Russell Clarke is helping, and once we have two IDs on each, I will direct message a list of “other identifiers encountered during the re-identification” to see if they will change their IDs.

To clarify (as of 4:30pm 4 May 2019):

We were putting NZ occurences to Hypoblemum albovitattum
The 2019 review synonymises H. albovitattum to H. scutulatum
The 2019 review synonymises H. villosum to H. griseum
NZ occurences have now been established to be H. griseum
A taxon review moved all H. albovitattum to H. scutulatum (Australian AND New Zealand)
There is a pending taxon swap for H. villosum to H. griseum
There was an iNat name change in H. scutulatum to make it read H. griseum (I corrected this back)
We were putting new occurences to H. villosum pending the taxon swap to be committed
The H. griseum taxon was created
Russell and I are in the process of re-identifying NZ occurences to H. griseum
The H. villosum to H. griseum swap is still not committed

Thanks for your effort Mark. A bit of a mess! I’m updating my NZ and World checklists on iNat to reflect the latest changes (though I doubt many users look there).

I do!

I like messes… good learning opportunities! I was hoping the Hypoblemum albovitattum swap would be a good one to learn the process on, but I was waiting until after the CNC was over.

Yes, I’m trying to ID a load of sticky trapped insect obs left over from the CNC, which all need doing by monday!

tag me for any confirms needed etc, I am chipping away at what I can today and tomorrow…

Unfortunately, sticky traps tend to capture mostly stuff in inconvenient poses belonging to families in the “too hard basket”!

Lek Khauv made a comment 2 years ago that kinda gave a heads up to the change:

https://inaturalist.nz/observations/4243095

“There is a pending taxon swap for H. villosum to H. griseum

@loarie

Indeed there is and I can’t make the taxon change myself because my curator status doesn’t appear to extend to spiders!

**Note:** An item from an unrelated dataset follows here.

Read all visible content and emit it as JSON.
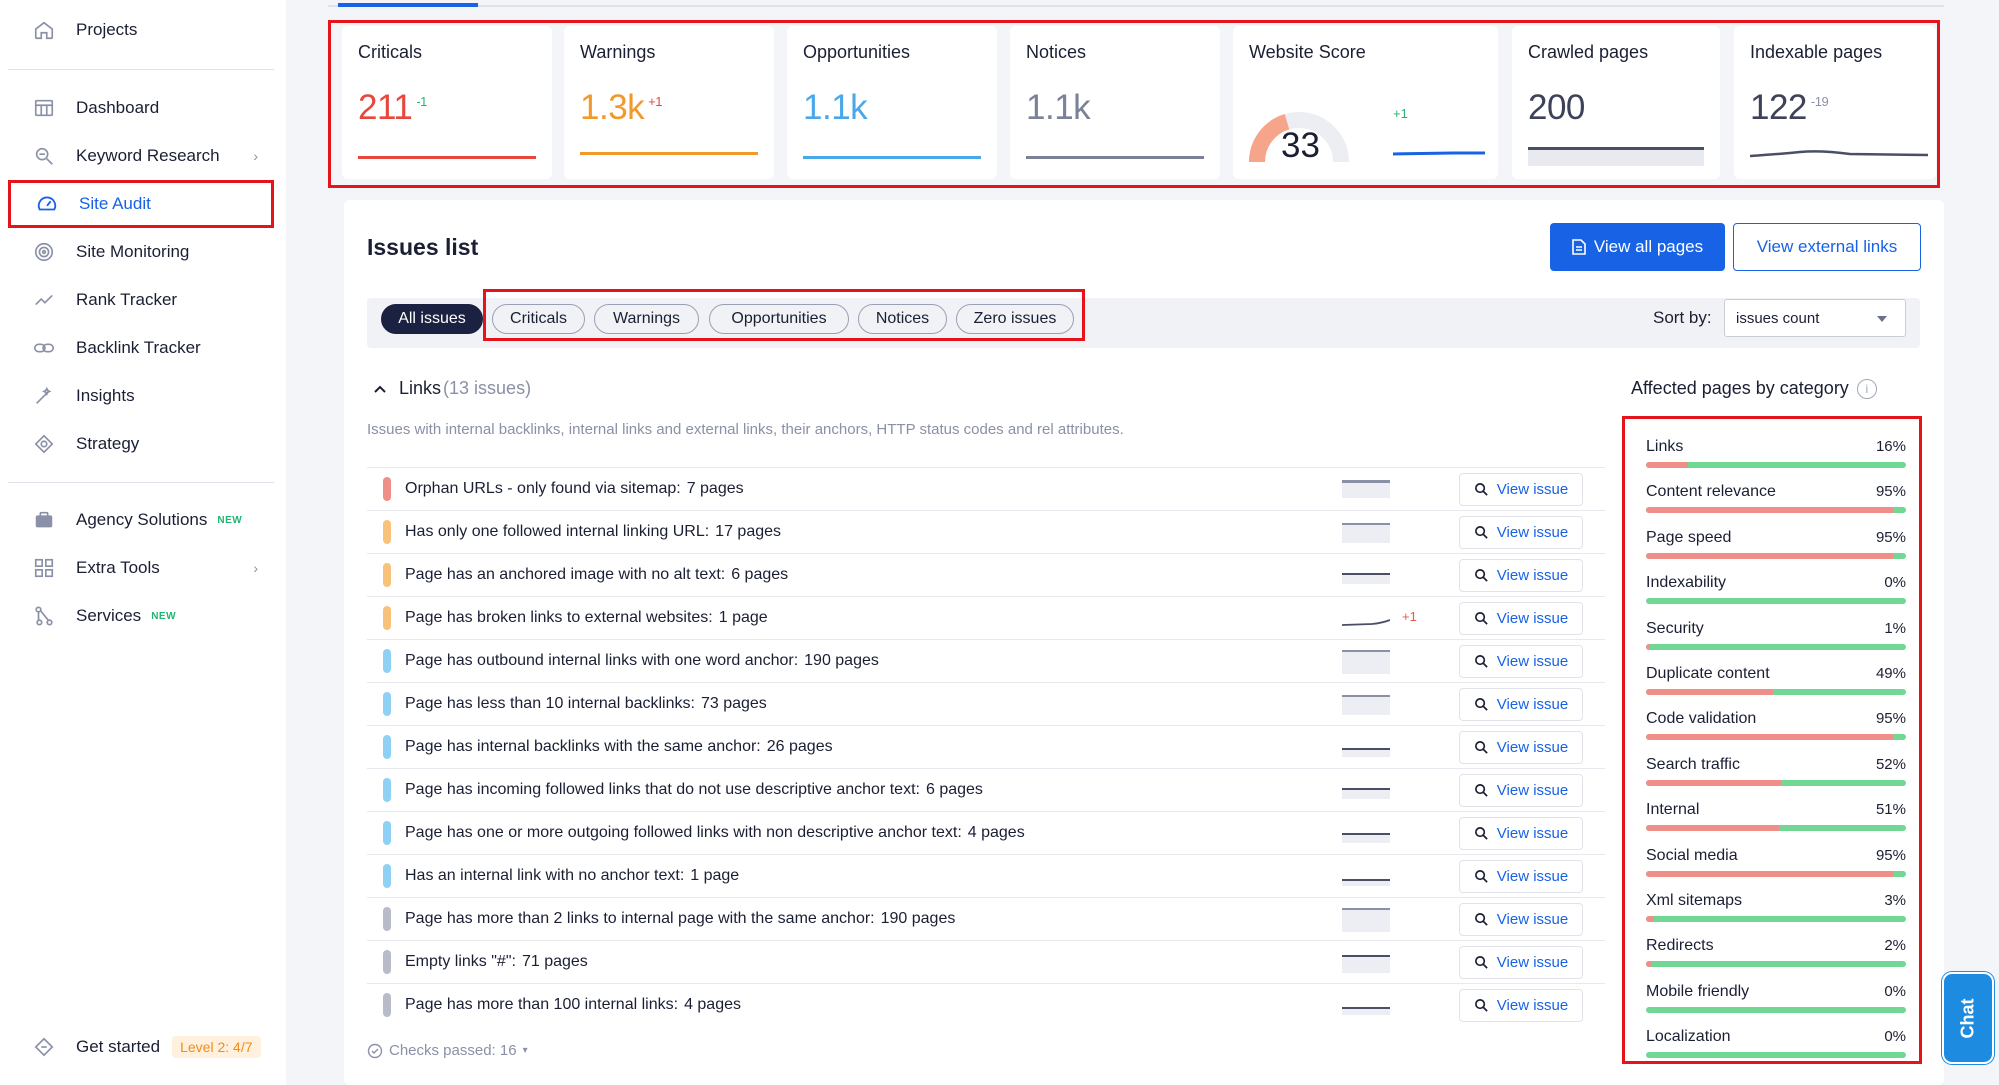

Given the current mess and confusion, this taxon change urgently need committing! I’m not sure how best to try to get that done?

The NZ ones are nearly all re-ID’d (with Russell and I giving 2 IDs), but the swap would help for the Asutralian H. villosum. I have a list of iNat accounts to message with a polite request to re-ID, I will include with that a query link to the ones they need to look at, but for now I’ll just finish up the 2nd IDs with Russell

Yes, but it would be best not to have villosum in the taxon database as a third valid species of the genus!

H. villosum swap is now committed, so not a choice anymore. Close to having the NZ H. scutulatum moved over too

Im not sure what has happened here. I was setting up the groundwork with atlases (which was the root of this topic) etc to run the split, but had not implemented yet. In the interim another curator ran a change.

Theoretically they should not have been allowed to run the change as spiders are locked and they are not a spiders curator. Ive emailed site asking what broke that allowed them to run it .

What appears to be the primary need now is there are Aussie records still under griseum that presumably need to be moved back. I’m not sure that can be automated now. There are still 2 NZ records under scuullatum but they are from opt out of community id users.

I will work with the staff to try and diagnose what happened here

  • I was waiting to implement when I thought there was an issue related to the CNC and taxa changes https://forum.inaturalist.org/t/cnc-server-impact-on-taxa-changes/2817/3
  • when the site confirmed it was not a CNC issue but an accidentally introduced bug, it needed fixing
  • in the interim I had started to atlas the 2 species, but only had 1 done while I awaited feedback on the message that initiated this thread
  • in the interim a different curator ran a taxa change. Under site rules they should not have been allowed to do so as they are not a designated spider curator, but nonetheless it was successfully run. I’ve emailed the site directly asking how this happened. My fear is whatever fix they had done for the bug per point 1 in this has broken the taxa security, but will await feedback. EDIT - sorry I misread the change, it was drafted by and run by two different people, the one who ran it was allowed to do so.

One final note is the 2 remaining soecies have extremely similar common names, I wonder if that should be changed, or them simply removed.